The modest budget increase is very good, considering how other local and more senior levels of government seem to not care about the austerity that the vast majority of people have been under for at least the last two years. We should take this budget exercise into consideration when we next get to vote on our local government. However, the larger issue that our candidates should be judged on is what they have done or promise to do to alleviate the ongoing and worsening housing crisis (housing prices went up 20% in the last year; this during a national crisis and related economic slow-down). SSI is especially suffering from the effects of unaffordable and unavailable housing: businesses short-staffed and forced to reduce work and hours or shuttering their doors, more and more homeless with associated social problems, and a drastic shortage of local tradesmen and other service workers. Meanwhile, the already bloated and unaccountable bureaucracy expands with more and more restrictions and fees imposed on the residents that are able to live here, but for how much longer at the current rate of gentrification of the island. In the long-term and bigger picture, we need fewer levels of government with more accountable, elected legislators running them. Cheers.
9.1 million dollar budget approved. 🙁
On the heels of a truly contentious and divisive attempt at updating the Policy Statement and a dismal round of consultants surveys comes a scathing review of the Trust, just like the last one which failed to correct any of the “issues” that saddles us with a 9.1 million dollar land use planning tax requisition.
Spending our local tax dollars on survey after survey, task forces, local trust projects, most of it outside its purview which is land use planning…you know when you want to build something and they stamp it or not…in a timely fashion…not five years later with a few “oops we changed the rules” or by using FN in a most settler centric manner.

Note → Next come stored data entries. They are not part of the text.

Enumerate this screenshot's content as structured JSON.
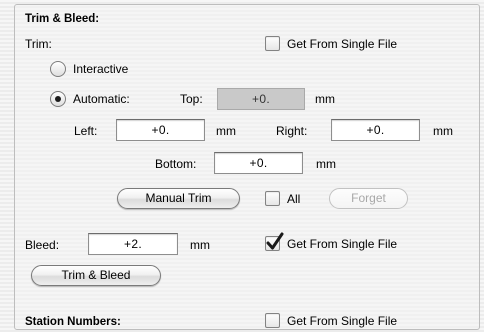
{
  "trim_bleed": {
    "section_title": "Trim & Bleed:",
    "trim_label": "Trim:",
    "trim_get_from_single_file": {
      "label": "Get From Single File",
      "checked": false
    },
    "interactive_label": "Interactive",
    "automatic_label": "Automatic:",
    "mode_selected": "automatic",
    "top": {
      "label": "Top:",
      "value": "+0.",
      "unit": "mm",
      "enabled": false
    },
    "left": {
      "label": "Left:",
      "value": "+0.",
      "unit": "mm"
    },
    "right": {
      "label": "Right:",
      "value": "+0.",
      "unit": "mm"
    },
    "bottom": {
      "label": "Bottom:",
      "value": "+0.",
      "unit": "mm"
    },
    "manual_trim_button": "Manual Trim",
    "all_checkbox": {
      "label": "All",
      "checked": false
    },
    "forget_button": {
      "label": "Forget",
      "enabled": false
    },
    "bleed": {
      "label": "Bleed:",
      "value": "+2.",
      "unit": "mm"
    },
    "bleed_get_from_single_file": {
      "label": "Get From Single File",
      "checked": true
    },
    "trim_and_bleed_button": "Trim & Bleed"
  },
  "station_numbers": {
    "section_title": "Station Numbers:",
    "get_from_single_file": {
      "label": "Get From Single File",
      "checked": false
    }
  }
}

After hearing our LTC Chair Peter Luckham say that support for the Vortex was waning based on the letters he read I was shocked because if he is basing his opinions and judgements on “hearing from community members” then why is the Coastal Douglas Fir LTC project still running? 775 islanders signed a petition to say NO don’t do this, don’t spend our tax dollars in this fashion. Those in favor are about 50 people in groups, writing the same letter over and over 😉
There is a way out…a governance restructuring from the Province for the IT. We can no longer accept this dysfunctional substitute for local government. If the Province wants the Trust, then they should pay for it and make it work , cause we are done, we need our tax dollars for services.